Perhaps there could be some technical means to prevent spam too (not seeing any easy solutions, however) but we should rather stop spam before it even exists, take the temptations away from spamming, make it more dangerous than profitable. Nowadays, however, it is too easy for some irresponsible criminal-minded people to become spammer millionaires.
And, of course, every idiot who buys any products that spammers try to market is equally guilty for the existence of spam as spammers themselves are. If everyone would just do the wise thing: stop buying from spammers, there would be many times less spam.
When i think of DEC i like to think of all the great things they did, or were tangentially a part of:
OpenVMS
* The Alpha family of Processors
* PDP7 where UNIX was born
* PDP11 which is the machine that UNIX was eventually ported to by use of primordial C.

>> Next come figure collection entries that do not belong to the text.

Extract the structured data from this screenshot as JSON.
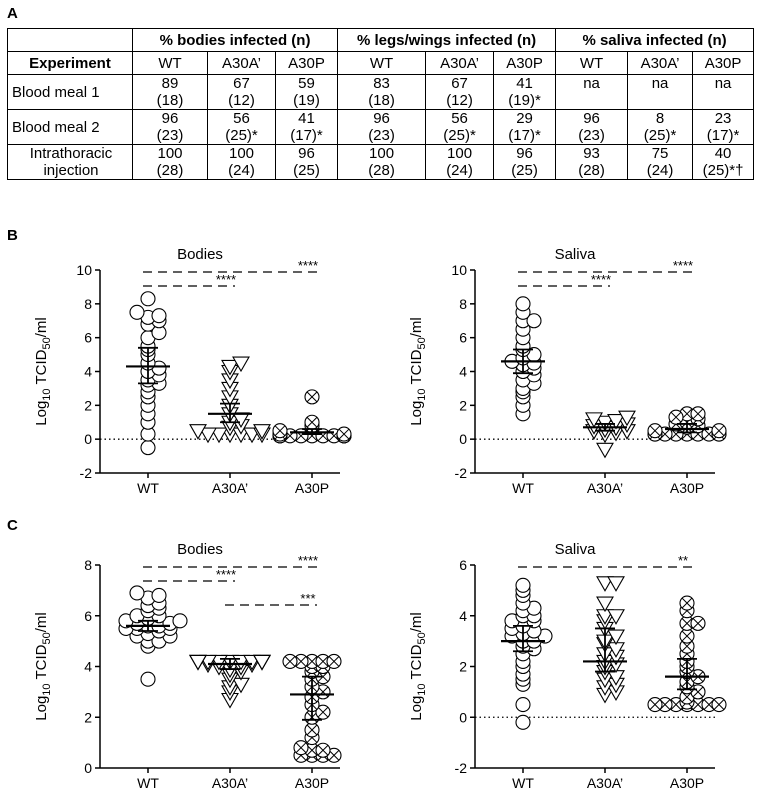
{
  "panels": {
    "A": "A",
    "B": "B",
    "C": "C"
  },
  "table": {
    "group_headers": [
      "% bodies infected (n)",
      "% legs/wings infected (n)",
      "% saliva infected (n)"
    ],
    "row_header": "Experiment",
    "sub_headers": [
      "WT",
      "A30A’",
      "A30P",
      "WT",
      "A30A’",
      "A30P",
      "WT",
      "A30A’",
      "A30P"
    ],
    "rows": [
      {
        "label": [
          "Blood meal 1"
        ],
        "cells": [
          [
            "89",
            "(18)"
          ],
          [
            "67",
            "(12)"
          ],
          [
            "59",
            "(19)"
          ],
          [
            "83",
            "(18)"
          ],
          [
            "67",
            "(12)"
          ],
          [
            "41",
            "(19)*"
          ],
          [
            "na",
            ""
          ],
          [
            "na",
            ""
          ],
          [
            "na",
            ""
          ]
        ]
      },
      {
        "label": [
          "Blood meal 2"
        ],
        "cells": [
          [
            "96",
            "(23)"
          ],
          [
            "56",
            "(25)*"
          ],
          [
            "41",
            "(17)*"
          ],
          [
            "96",
            "(23)"
          ],
          [
            "56",
            "(25)*"
          ],
          [
            "29",
            "(17)*"
          ],
          [
            "96",
            "(23)"
          ],
          [
            "8",
            "(25)*"
          ],
          [
            "23",
            "(17)*"
          ]
        ]
      },
      {
        "label": [
          "Intrathoracic",
          "injection"
        ],
        "cells": [
          [
            "100",
            "(28)"
          ],
          [
            "100",
            "(24)"
          ],
          [
            "96",
            "(25)"
          ],
          [
            "100",
            "(28)"
          ],
          [
            "100",
            "(24)"
          ],
          [
            "96",
            "(25)"
          ],
          [
            "93",
            "(28)"
          ],
          [
            "75",
            "(24)"
          ],
          [
            "40",
            "(25)*†"
          ]
        ]
      }
    ]
  },
  "chart_data": [
    {
      "id": "B-bodies",
      "type": "scatter",
      "title": "Bodies",
      "ylabel": "Log10 TCID50/ml",
      "ylim": [
        -2,
        10
      ],
      "yticks": [
        -2,
        0,
        2,
        4,
        6,
        8,
        10
      ],
      "categories": [
        "WT",
        "A30A’",
        "A30P"
      ],
      "series": [
        {
          "category": "WT",
          "marker": "circle",
          "mean": 4.3,
          "ci": [
            3.3,
            5.4
          ],
          "values": [
            -0.5,
            0.3,
            1.0,
            1.5,
            2.0,
            2.5,
            2.8,
            3.2,
            3.3,
            3.5,
            3.8,
            4.0,
            4.2,
            4.5,
            5.0,
            5.3,
            5.5,
            6.0,
            6.3,
            6.8,
            7.0,
            7.2,
            7.3,
            7.5,
            8.3
          ]
        },
        {
          "category": "A30A’",
          "marker": "triangle-down",
          "mean": 1.5,
          "ci": [
            1.0,
            2.1
          ],
          "values": [
            0.3,
            0.3,
            0.3,
            0.3,
            0.3,
            0.3,
            0.5,
            0.5,
            0.7,
            0.8,
            1.0,
            1.2,
            1.5,
            2.0,
            2.5,
            3.0,
            3.5,
            4.0,
            4.3,
            4.5
          ]
        },
        {
          "category": "A30P",
          "marker": "circle-x",
          "mean": 0.4,
          "ci": [
            0.3,
            0.6
          ],
          "values": [
            0.2,
            0.2,
            0.2,
            0.2,
            0.2,
            0.2,
            0.2,
            0.2,
            0.2,
            0.2,
            0.2,
            0.2,
            0.3,
            0.3,
            0.5,
            0.8,
            1.0,
            2.5
          ]
        }
      ],
      "brackets": [
        {
          "from": "WT",
          "to": "A30A’",
          "label": "****"
        },
        {
          "from": "WT",
          "to": "A30P",
          "label": "****"
        }
      ]
    },
    {
      "id": "B-saliva",
      "type": "scatter",
      "title": "Saliva",
      "ylabel": "Log10 TCID50/ml",
      "ylim": [
        -2,
        10
      ],
      "yticks": [
        -2,
        0,
        2,
        4,
        6,
        8,
        10
      ],
      "categories": [
        "WT",
        "A30A’",
        "A30P"
      ],
      "series": [
        {
          "category": "WT",
          "marker": "circle",
          "mean": 4.6,
          "ci": [
            3.9,
            5.3
          ],
          "values": [
            1.5,
            2.0,
            2.5,
            2.8,
            3.0,
            3.3,
            3.5,
            3.8,
            4.0,
            4.2,
            4.4,
            4.5,
            4.6,
            4.8,
            5.0,
            5.3,
            5.5,
            6.0,
            6.5,
            7.0,
            7.0,
            7.5,
            8.0
          ]
        },
        {
          "category": "A30A’",
          "marker": "triangle-down",
          "mean": 0.7,
          "ci": [
            0.5,
            0.9
          ],
          "values": [
            -0.6,
            0.3,
            0.4,
            0.5,
            0.5,
            0.6,
            0.7,
            0.8,
            0.9,
            1.0,
            1.1,
            1.2,
            1.3
          ]
        },
        {
          "category": "A30P",
          "marker": "circle-x",
          "mean": 0.6,
          "ci": [
            0.4,
            0.9
          ],
          "values": [
            0.3,
            0.3,
            0.3,
            0.3,
            0.3,
            0.3,
            0.3,
            0.3,
            0.3,
            0.5,
            0.5,
            0.7,
            0.8,
            0.9,
            1.0,
            1.2,
            1.5,
            1.5,
            1.3
          ]
        }
      ],
      "brackets": [
        {
          "from": "WT",
          "to": "A30A’",
          "label": "****"
        },
        {
          "from": "WT",
          "to": "A30P",
          "label": "****"
        }
      ]
    },
    {
      "id": "C-bodies",
      "type": "scatter",
      "title": "Bodies",
      "ylabel": "Log10 TCID50/ml",
      "ylim": [
        0,
        8
      ],
      "yticks": [
        0,
        2,
        4,
        6,
        8
      ],
      "categories": [
        "WT",
        "A30A’",
        "A30P"
      ],
      "series": [
        {
          "category": "WT",
          "marker": "circle",
          "mean": 5.6,
          "ci": [
            5.4,
            5.8
          ],
          "values": [
            3.5,
            4.8,
            5.0,
            5.0,
            5.2,
            5.2,
            5.3,
            5.4,
            5.5,
            5.5,
            5.5,
            5.6,
            5.6,
            5.7,
            5.7,
            5.8,
            5.8,
            5.9,
            6.0,
            6.0,
            6.2,
            6.3,
            6.4,
            6.5,
            6.7,
            6.8,
            6.9
          ]
        },
        {
          "category": "A30A’",
          "marker": "triangle-down",
          "mean": 4.1,
          "ci": [
            3.9,
            4.3
          ],
          "values": [
            2.7,
            3.0,
            3.2,
            3.3,
            3.5,
            3.7,
            3.8,
            3.9,
            4.0,
            4.0,
            4.1,
            4.1,
            4.2,
            4.2,
            4.2,
            4.2,
            4.2,
            4.2,
            4.2,
            4.2,
            4.2,
            4.2,
            4.2,
            4.2
          ]
        },
        {
          "category": "A30P",
          "marker": "circle-x",
          "mean": 2.9,
          "ci": [
            1.9,
            3.6
          ],
          "values": [
            0.5,
            0.5,
            0.5,
            0.5,
            0.7,
            0.7,
            0.8,
            1.2,
            1.5,
            2.0,
            2.2,
            2.5,
            2.8,
            3.0,
            3.2,
            3.5,
            3.6,
            3.8,
            4.0,
            4.0,
            4.2,
            4.2,
            4.2,
            4.2,
            4.2
          ]
        }
      ],
      "brackets": [
        {
          "from": "WT",
          "to": "A30A’",
          "label": "****"
        },
        {
          "from": "WT",
          "to": "A30P",
          "label": "****"
        },
        {
          "from": "A30A’",
          "to": "A30P",
          "label": "***"
        }
      ]
    },
    {
      "id": "C-saliva",
      "type": "scatter",
      "title": "Saliva",
      "ylabel": "Log10 TCID50/ml",
      "ylim": [
        -2,
        6
      ],
      "yticks": [
        -2,
        0,
        2,
        4,
        6
      ],
      "categories": [
        "WT",
        "A30A’",
        "A30P"
      ],
      "series": [
        {
          "category": "WT",
          "marker": "circle",
          "mean": 3.0,
          "ci": [
            2.6,
            3.6
          ],
          "values": [
            -0.2,
            0.5,
            1.3,
            1.5,
            1.7,
            2.0,
            2.2,
            2.5,
            2.7,
            2.8,
            3.0,
            3.0,
            3.2,
            3.2,
            3.3,
            3.4,
            3.5,
            3.6,
            3.8,
            3.8,
            4.0,
            4.0,
            4.2,
            4.3,
            4.5,
            4.8,
            5.0,
            5.2
          ]
        },
        {
          "category": "A30A’",
          "marker": "triangle-down",
          "mean": 2.2,
          "ci": [
            1.8,
            3.5
          ],
          "values": [
            0.9,
            1.0,
            1.2,
            1.3,
            1.5,
            1.6,
            1.8,
            2.0,
            2.1,
            2.2,
            2.4,
            2.5,
            2.7,
            2.9,
            3.0,
            3.2,
            3.5,
            3.8,
            4.0,
            4.0,
            4.5,
            5.3,
            5.3
          ]
        },
        {
          "category": "A30P",
          "marker": "circle-x",
          "mean": 1.6,
          "ci": [
            1.1,
            2.3
          ],
          "values": [
            0.5,
            0.5,
            0.5,
            0.5,
            0.5,
            0.5,
            0.5,
            0.6,
            0.8,
            1.0,
            1.2,
            1.4,
            1.6,
            1.8,
            2.0,
            2.2,
            2.5,
            2.8,
            3.2,
            3.7,
            3.7,
            4.2,
            4.5
          ]
        }
      ],
      "brackets": [
        {
          "from": "WT",
          "to": "A30P",
          "label": "**"
        }
      ]
    }
  ]
}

– VMS lives on and is also the spiritual ancestor of the Windows NT family
– UNIX is as influential as ever if not as pervasive as it once was.
– C is still the systems programming language of choice and is a part of a most CS programs in universities.
– Tons of Alpha IP was licensed to AMD and is largely responsible for it’s power. The DDR bus for example was borrowed wholesale.
These have solidified DEC’s place in my pantheon of computer heroes. As Thom’s article points out it was one of their Marketing drones that invented spam. Too bad it wasn’t a more loathsome company that did it.
It’s also interesting to note that RMS was essentially the same man then that he is today. He pipes up and states his opinion before he even read the message. Gotta love that guy.